Rodrigo Teijeiro jest założycielem i dyrektorem generalnym Sonico, sieci społecznościowej dla Ameryki Łacińskiej. Rozpoczął swoją przedsiębiorczą podróż, gdy był w szkole, zarabiając, kupując i sprzedając tam różne rzeczy. Następnie wykorzystał fundusze, aby otworzyć swoje pierwsze konto E-Trade w 1997 roku. Od tego momentu zaczął handlować w ciągu dnia, a za półtora roku wycenił swoją wartość z 5 000 do 100 000 USD. To było pierwsze przedsięwzięcie Rodrigo, a inni przyszli.

W wieku 20 lat zebrał 300 000 $ od trzech inwestorów, prezentując strony internetowe zorientowane na finanse i naukę, którymi manipulował. Następnie założył kilka innych stron internetowych, jedna po drugiej, w tym MP3.com, stronę internetową do sprzedaży kart telefonicznych, stronę z e-kartkami, a na końcu Sonico, obecnie wiodący serwis społecznościowy w Ameryce Łacińskiej, w 2007 roku. Za sześć miesięcy Sonico miał 10 milionów rejestracji.

Rodrigo próbował pozyskać fundusze od inwestorów, ale ze względu na niestabilną gospodarkę kraju większość VC odmówiła mu finansowania. W styczniu 2010 roku Rodrigo tracił 270 000 USD miesięcznie, ale odwrócił sytuację i zarobił 600 000 $ w ostatnim kwartale 2010 roku, wprowadzając dwa portale do ładowania telefonów internetowych i zakupów grupowych. Obie strony były obsługiwane przez dane z Sonico.

W wywiadzie udzielonym w ubiegłym roku Rodrigo powiedział mi, że przychody Sonico wyniosą w 2011 roku blisko 20 milionów dolarów.

NetMen

Ignacio Galarraga ze swoją firmą graficzną, NetMen Corp, zarabia 1 milion dolarów rocznych przychodów, pozyskując i dostarczając projekty z Elance, giełdy usług. Ignacio założył firmę w 2001 roku w Buenos Aires w Argentynie. NetMen jest firmą w 100% Elance; wykonali ponad 15 000 projektów i zarobili łącznie ponad 3 miliony dolarów. Przez pierwsze dwa miesiące po rozpoczęciu działalności Ignacio pracował sam; teraz są zespołem 55 członków.
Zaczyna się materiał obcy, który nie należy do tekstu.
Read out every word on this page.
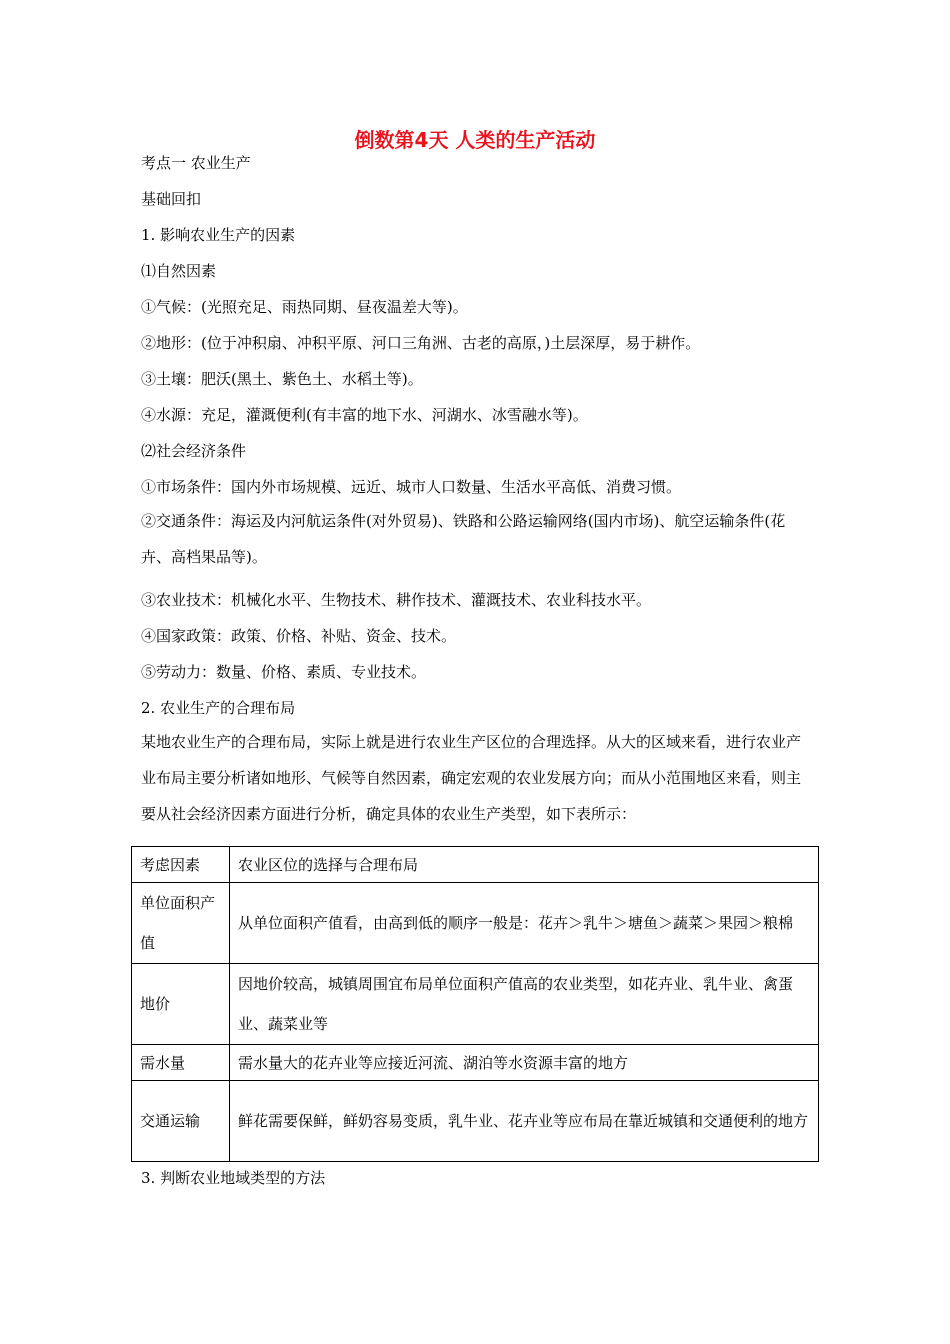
倒数第4天 人类的生产活动
考点一 农业生产
基础回扣
1. 影响农业生产的因素
⑴自然因素
①气候：(光照充足、雨热同期、昼夜温差大等)。
②地形：(位于冲积扇、冲积平原、河口三角洲、古老的高原，)土层深厚，易于耕作。
③土壤：肥沃(黑土、紫色土、水稻土等)。
④水源：充足，灌溉便利(有丰富的地下水、河湖水、冰雪融水等)。
⑵社会经济条件
①市场条件：国内外市场规模、远近、城市人口数量、生活水平高低、消费习惯。
②交通条件：海运及内河航运条件(对外贸易)、铁路和公路运输网络(国内市场)、航空运输条件(花卉、高档果品等)。
③农业技术：机械化水平、生物技术、耕作技术、灌溉技术、农业科技水平。
④国家政策：政策、价格、补贴、资金、技术。
⑤劳动力：数量、价格、素质、专业技术。
2. 农业生产的合理布局
某地农业生产的合理布局，实际上就是进行农业生产区位的合理选择。从大的区域来看，进行农业产业布局主要分析诸如地形、气候等自然因素，确定宏观的农业发展方向；而从小范围地区来看，则主要从社会经济因素方面进行分析，确定具体的农业生产类型，如下表所示：
考虑因素	农业区位的选择与合理布局
单位面积产值	从单位面积产值看，由高到低的顺序一般是：花卉＞乳牛＞塘鱼＞蔬菜＞果园＞粮棉
地价	因地价较高，城镇周围宜布局单位面积产值高的农业类型，如花卉业、乳牛业、禽蛋业、蔬菜业等
需水量	需水量大的花卉业等应接近河流、湖泊等水资源丰富的地方
交通运输	鲜花需要保鲜，鲜奶容易变质，乳牛业、花卉业等应布局在靠近城镇和交通便利的地方
3. 判断农业地域类型的方法
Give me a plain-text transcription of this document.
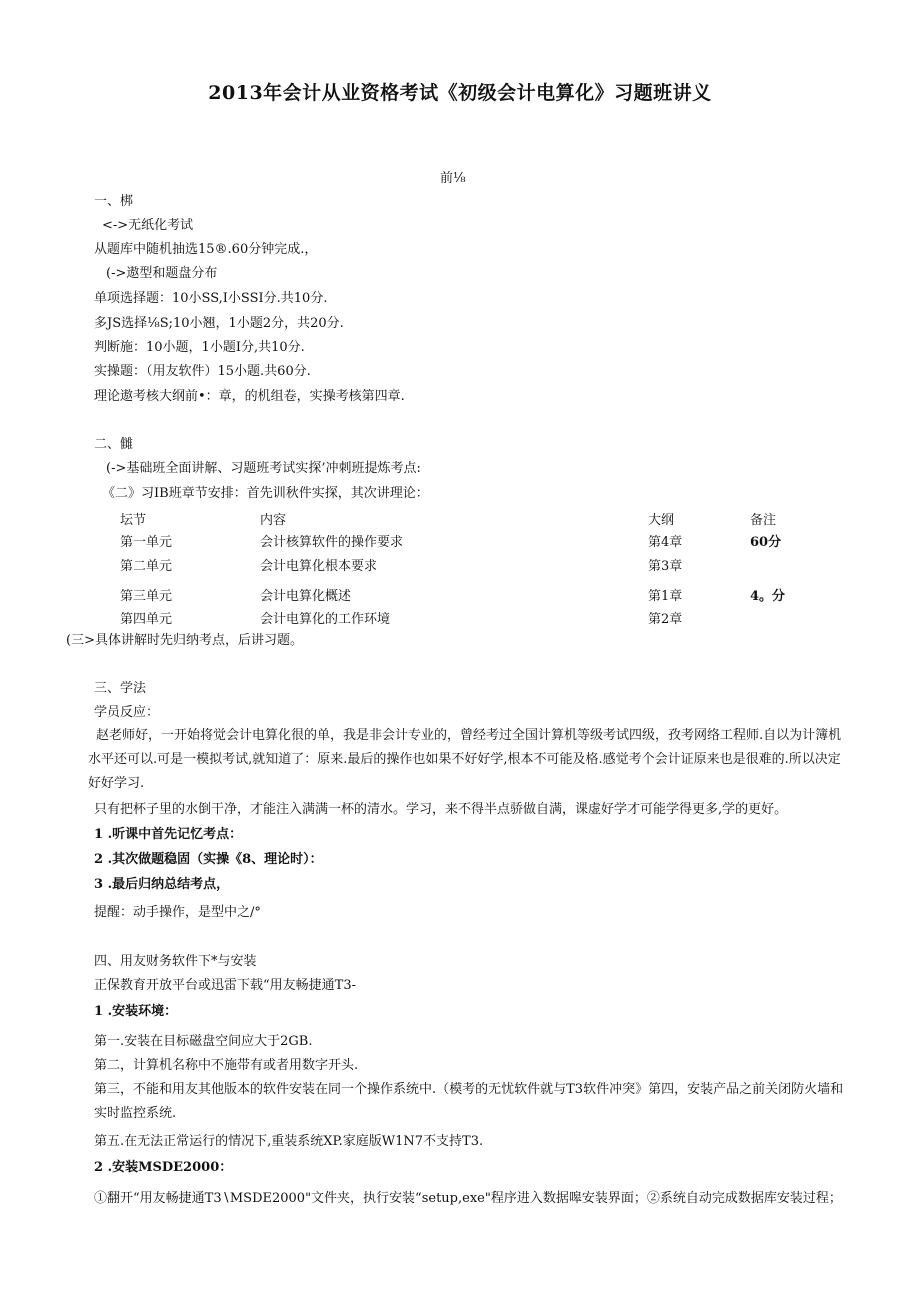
2013年会计从业资格考试《初级会计电算化》习题班讲义
前⅛
一、梆
<->无纸化考试
从题库中随机抽选15®.60分钟完成.，
(->遨型和题盘分布
单项选择题：10小SS,I小SSI分.共10分.
多JS选择⅛S;10小翘，1小题2分，共20分.
判断施：10小题，1小题I分,共10分.
实操题：（用友软件）15小题.共60分.
理论遨考核大纲前•：章，的机组卷，实操考核第四章.
二、雠
(->基础班全面讲解、习题班考试实探’冲刺班提炼考点:
《二》习IB班章节安排：首先训秋件实探，其次讲理论：
坛节	内容	大纲	备注
第一单元	会计核算软件的操作要求	第4章	60分
第二单元	会计电算化根本要求	第3章
第三单元	会计电算化概述	第1章	4。分
第四单元	会计电算化的工作环境	第2章
(三>具体讲解时先归纳考点，后讲习题。
三、学法
学员反应：
赵老师好，一开始将觉会计电算化很的单，我是非会计专业的，曾经考过全国计算机等级考试四级，孜考网络工程师.自以为计簿机水平还可以.可是一模拟考试,就知道了：原来.最后的操作也如果不好好学,根本不可能及格.感觉考个会计证原来也是很难的.所以决定好好学习.
只有把杯子里的水倒干净，才能注入满满一杯的清水。学习，来不得半点骄做自满，课虚好学才可能学得更多,学的更好。
1 .听课中首先记忆考点：
2 .其次做题稳固（实操《8、理论时）：
3 .最后归纳总结考点，
提醒：动手操作，是型中之/°
四、用友财务软件下*与安装
正保教育开放平台或迅雷下载“用友畅捷通T3-
1 .安装环境：
第一.安装在目标磁盘空间应大于2GB.
第二，计算机名称中不施带有或者用数字开头.
第三，不能和用友其他版本的软件安装在同一个操作系统中.（模考的无忧软件就与T3软件冲突》第四，安装产品之前关闭防火墙和实时监控系统.
第五.在无法正常运行的情况下,重装系统XP.家庭版W1N7不支持T3.
2 .安装MSDE2000：
①翻开“用友畅捷通T3∖MSDE2000"文件夹，执行安装“setup,exe"程序进入数据嗥安装界面；②系统自动完成数据库安装过程；
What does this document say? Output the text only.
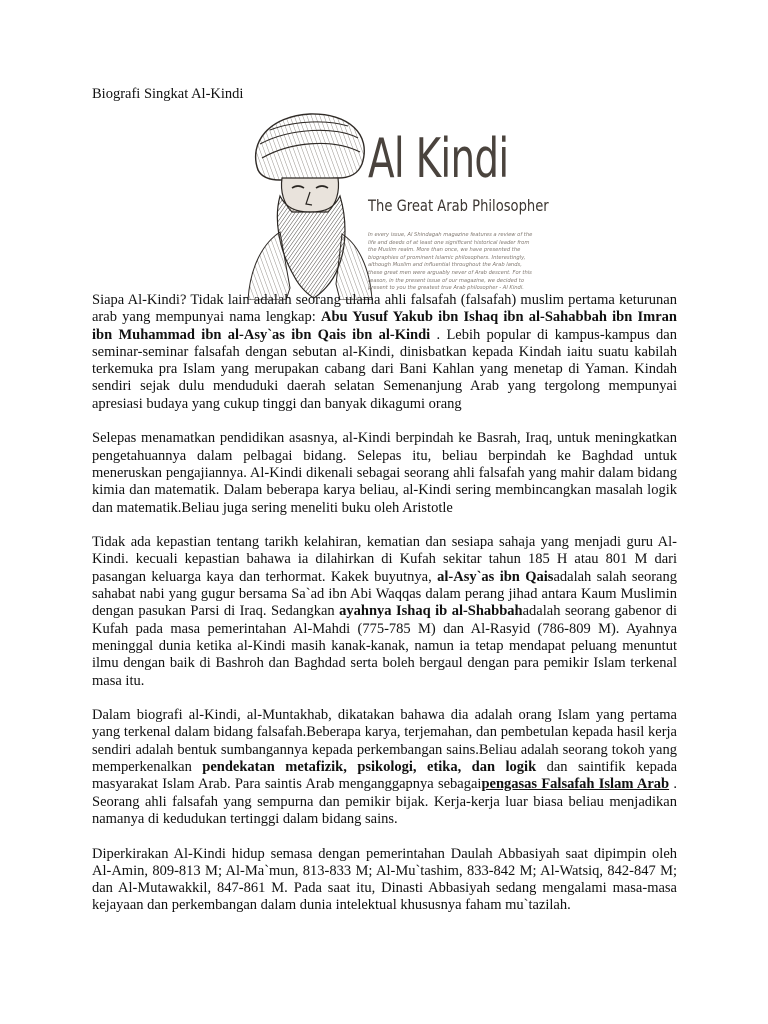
Biografi Singkat Al-Kindi
Al Kindi
The Great Arab Philosopher
In every issue, Al Shindagah magazine features a review of the life and deeds of at least one significant historical leader from the Muslim realm. More than once, we have presented the biographies of prominent Islamic philosophers. Interestingly, although Muslim and influential throughout the Arab lands, these great men were arguably never of Arab descent. For this reason, in the present issue of our magazine, we decided to present to you the greatest true Arab philosopher - Al Kindi.

Siapa Al-Kindi? Tidak lain adalah seorang ulama ahli falsafah (falsafah) muslim pertama keturunan arab yang mempunyai nama lengkap: Abu Yusuf Yakub ibn Ishaq ibn al-Sahabbah ibn Imran ibn Muhammad ibn al-Asy`as ibn Qais ibn al-Kindi . Lebih popular di kampus-kampus dan seminar-seminar falsafah dengan sebutan al-Kindi, dinisbatkan kepada Kindah iaitu suatu kabilah terkemuka pra Islam yang merupakan cabang dari Bani Kahlan yang menetap di Yaman. Kindah sendiri sejak dulu menduduki daerah selatan Semenanjung Arab yang tergolong mempunyai apresiasi budaya yang cukup tinggi dan banyak dikagumi orang

Selepas menamatkan pendidikan asasnya, al-Kindi berpindah ke Basrah, Iraq, untuk meningkatkan pengetahuannya dalam pelbagai bidang. Selepas itu, beliau berpindah ke Baghdad untuk meneruskan pengajiannya. Al-Kindi dikenali sebagai seorang ahli falsafah yang mahir dalam bidang kimia dan matematik. Dalam beberapa karya beliau, al-Kindi sering membincangkan masalah logik dan matematik.Beliau juga sering meneliti buku oleh Aristotle

Tidak ada kepastian tentang tarikh kelahiran, kematian dan sesiapa sahaja yang menjadi guru Al-Kindi. kecuali kepastian bahawa ia dilahirkan di Kufah sekitar tahun 185 H atau 801 M dari pasangan keluarga kaya dan terhormat. Kakek buyutnya, al-Asy`as ibn Qaisadalah salah seorang sahabat nabi yang gugur bersama Sa`ad ibn Abi Waqqas dalam perang jihad antara Kaum Muslimin dengan pasukan Parsi di Iraq. Sedangkan ayahnya Ishaq ib al-Shabbahadalah seorang gabenor di Kufah pada masa pemerintahan Al-Mahdi (775-785 M) dan Al-Rasyid (786-809 M). Ayahnya meninggal dunia ketika al-Kindi masih kanak-kanak, namun ia tetap mendapat peluang menuntut ilmu dengan baik di Bashroh dan Baghdad serta boleh bergaul dengan para pemikir Islam terkenal masa itu.

Dalam biografi al-Kindi, al-Muntakhab, dikatakan bahawa dia adalah orang Islam yang pertama yang terkenal dalam bidang falsafah.Beberapa karya, terjemahan, dan pembetulan kepada hasil kerja sendiri adalah bentuk sumbangannya kepada perkembangan sains.Beliau adalah seorang tokoh yang memperkenalkan pendekatan metafizik, psikologi, etika, dan logik dan saintifik kepada masyarakat Islam Arab. Para saintis Arab menganggapnya sebagaipengasas Falsafah Islam Arab . Seorang ahli falsafah yang sempurna dan pemikir bijak. Kerja-kerja luar biasa beliau menjadikan namanya di kedudukan tertinggi dalam bidang sains.

Diperkirakan Al-Kindi hidup semasa dengan pemerintahan Daulah Abbasiyah saat dipimpin oleh Al-Amin, 809-813 M; Al-Ma`mun, 813-833 M; Al-Mu`tashim, 833-842 M; Al-Watsiq, 842-847 M; dan Al-Mutawakkil, 847-861 M. Pada saat itu, Dinasti Abbasiyah sedang mengalami masa-masa kejayaan dan perkembangan dalam dunia intelektual khususnya faham mu`tazilah.
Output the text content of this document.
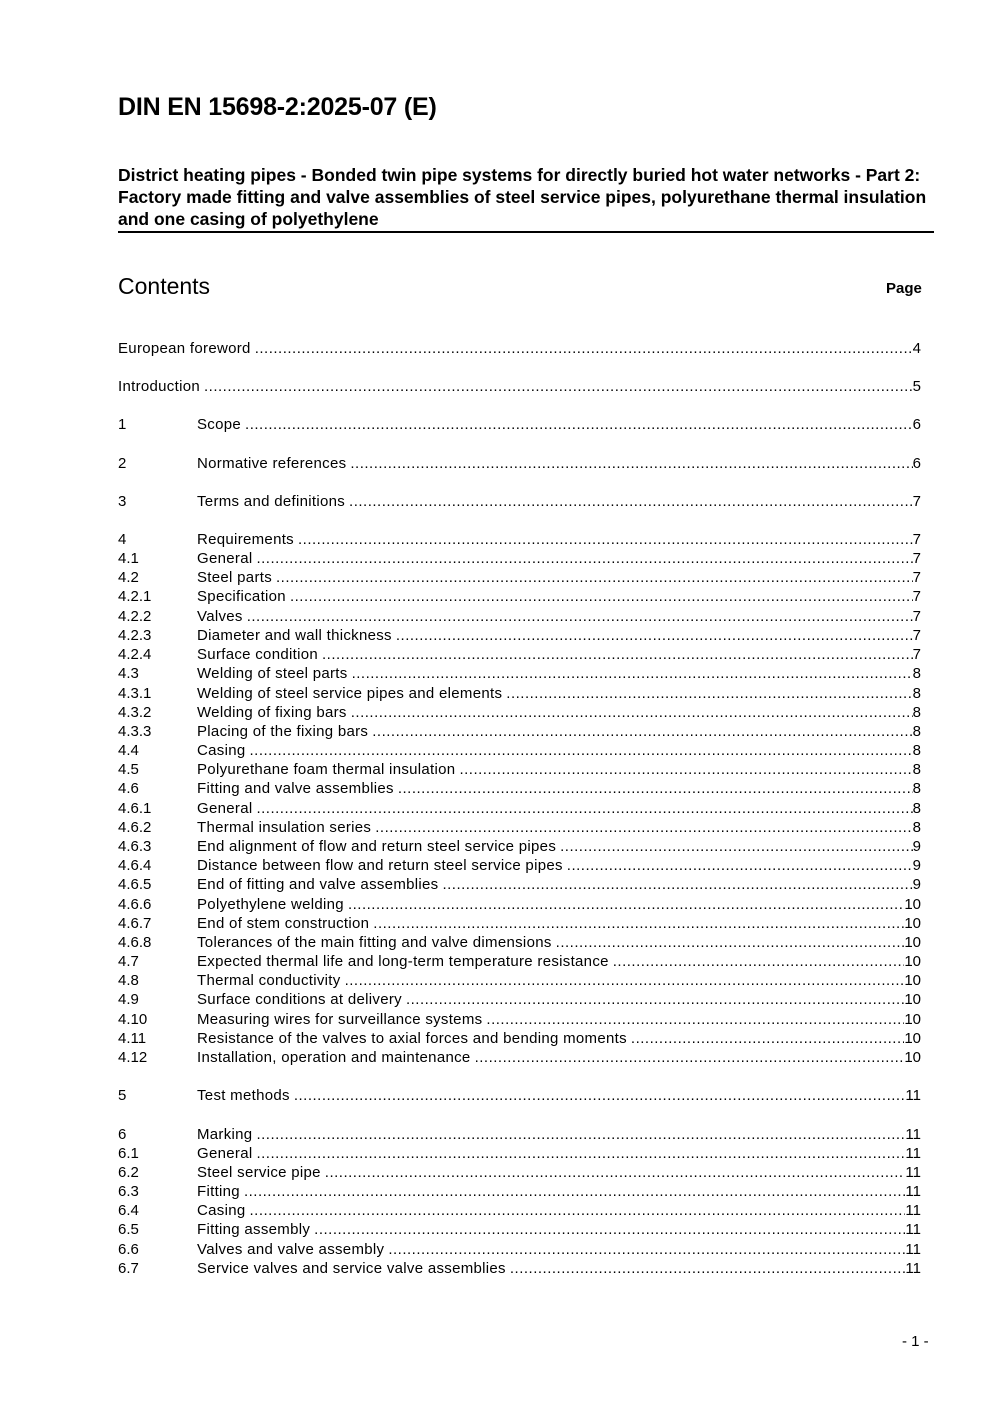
DIN EN 15698-2:2025-07 (E)
District heating pipes - Bonded twin pipe systems for directly buried hot water networks - Part 2: Factory made fitting and valve assemblies of steel service pipes, polyurethane thermal insulation and one casing of polyethylene
Contents	Page
European foreword .....	4
Introduction .....	5
1	Scope .....	6
2	Normative references .....	6
3	Terms and definitions .....	7
4	Requirements .....	7
4.1	General .....	7
4.2	Steel parts .....	7
4.2.1	Specification .....	7
4.2.2	Valves .....	7
4.2.3	Diameter and wall thickness .....	7
4.2.4	Surface condition .....	7
4.3	Welding of steel parts .....	8
4.3.1	Welding of steel service pipes and elements .....	8
4.3.2	Welding of fixing bars .....	8
4.3.3	Placing of the fixing bars .....	8
4.4	Casing .....	8
4.5	Polyurethane foam thermal insulation .....	8
4.6	Fitting and valve assemblies .....	8
4.6.1	General .....	8
4.6.2	Thermal insulation series .....	8
4.6.3	End alignment of flow and return steel service pipes .....	9
4.6.4	Distance between flow and return steel service pipes .....	9
4.6.5	End of fitting and valve assemblies .....	9
4.6.6	Polyethylene welding .....	10
4.6.7	End of stem construction .....	10
4.6.8	Tolerances of the main fitting and valve dimensions .....	10
4.7	Expected thermal life and long-term temperature resistance .....	10
4.8	Thermal conductivity .....	10
4.9	Surface conditions at delivery .....	10
4.10	Measuring wires for surveillance systems .....	10
4.11	Resistance of the valves to axial forces and bending moments .....	10
4.12	Installation, operation and maintenance .....	10
5	Test methods .....	11
6	Marking .....	11
6.1	General .....	11
6.2	Steel service pipe .....	11
6.3	Fitting .....	11
6.4	Casing .....	11
6.5	Fitting assembly .....	11
6.6	Valves and valve assembly .....	11
6.7	Service valves and service valve assemblies .....	11
- 1 -
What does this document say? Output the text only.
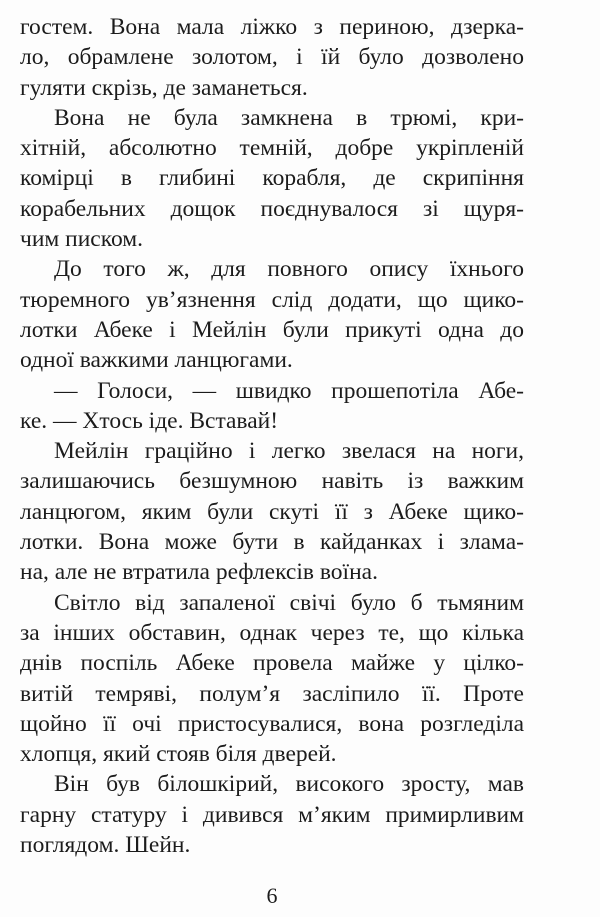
гостем. Вона мала ліжко з периною, дзерка-
ло, обрамлене золотом, і їй було дозволено
гуляти скрізь, де заманеться.
Вона не була замкнена в трюмі, кри-
хітній, абсолютно темній, добре укріпленій
комірці в глибині корабля, де скрипіння
корабельних дощок поєднувалося зі щуря-
чим писком.
До того ж, для повного опису їхнього
тюремного ув’язнення слід додати, що щико-
лотки Абеке і Мейлін були прикуті одна до
одної важкими ланцюгами.
— Голоси, — швидко прошепотіла Абе-
ке. — Хтось іде. Вставай!
Мейлін граційно і легко звелася на ноги,
залишаючись безшумною навіть із важким
ланцюгом, яким були скуті її з Абеке щико-
лотки. Вона може бути в кайданках і злама-
на, але не втратила рефлексів воїна.
Світло від запаленої свічі було б тьмяним
за інших обставин, однак через те, що кілька
днів поспіль Абеке провела майже у цілко-
витій темряві, полум’я засліпило її. Проте
щойно її очі пристосувалися, вона розгледіла
хлопця, який стояв біля дверей.
Він був білошкірий, високого зросту, мав
гарну статуру і дивився м’яким примирливим
поглядом. Шейн.
6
Według Ignacio to zaangażowanie w klientów pomogło im osiągnąć ten sukces. NetMen obsługuje obecnie prawie 500 projektów miesięcznie. Ale zaangażowanie jest takie samo, jak wtedy, gdy zajmowali się tylko jednym projektem na raz. Teraz mają znakomite osiągnięcia na Elance i chociaż są jednym z najdroższych dostawców, wciąż otrzymują zaproszenia do licytacji.

Sądząc po poziomie przychodów, oczywiście często wygrywają te oferty.

Jestem pewien, że w Argentynie są inni tacy przedsiębiorcy. Ducha przedsiębiorczości rośnie w całym regionie, a ta dekada powinna ujrzeć o wiele więcej historii sukcesu z Ameryki Łacińskiej na arenie międzynarodowej.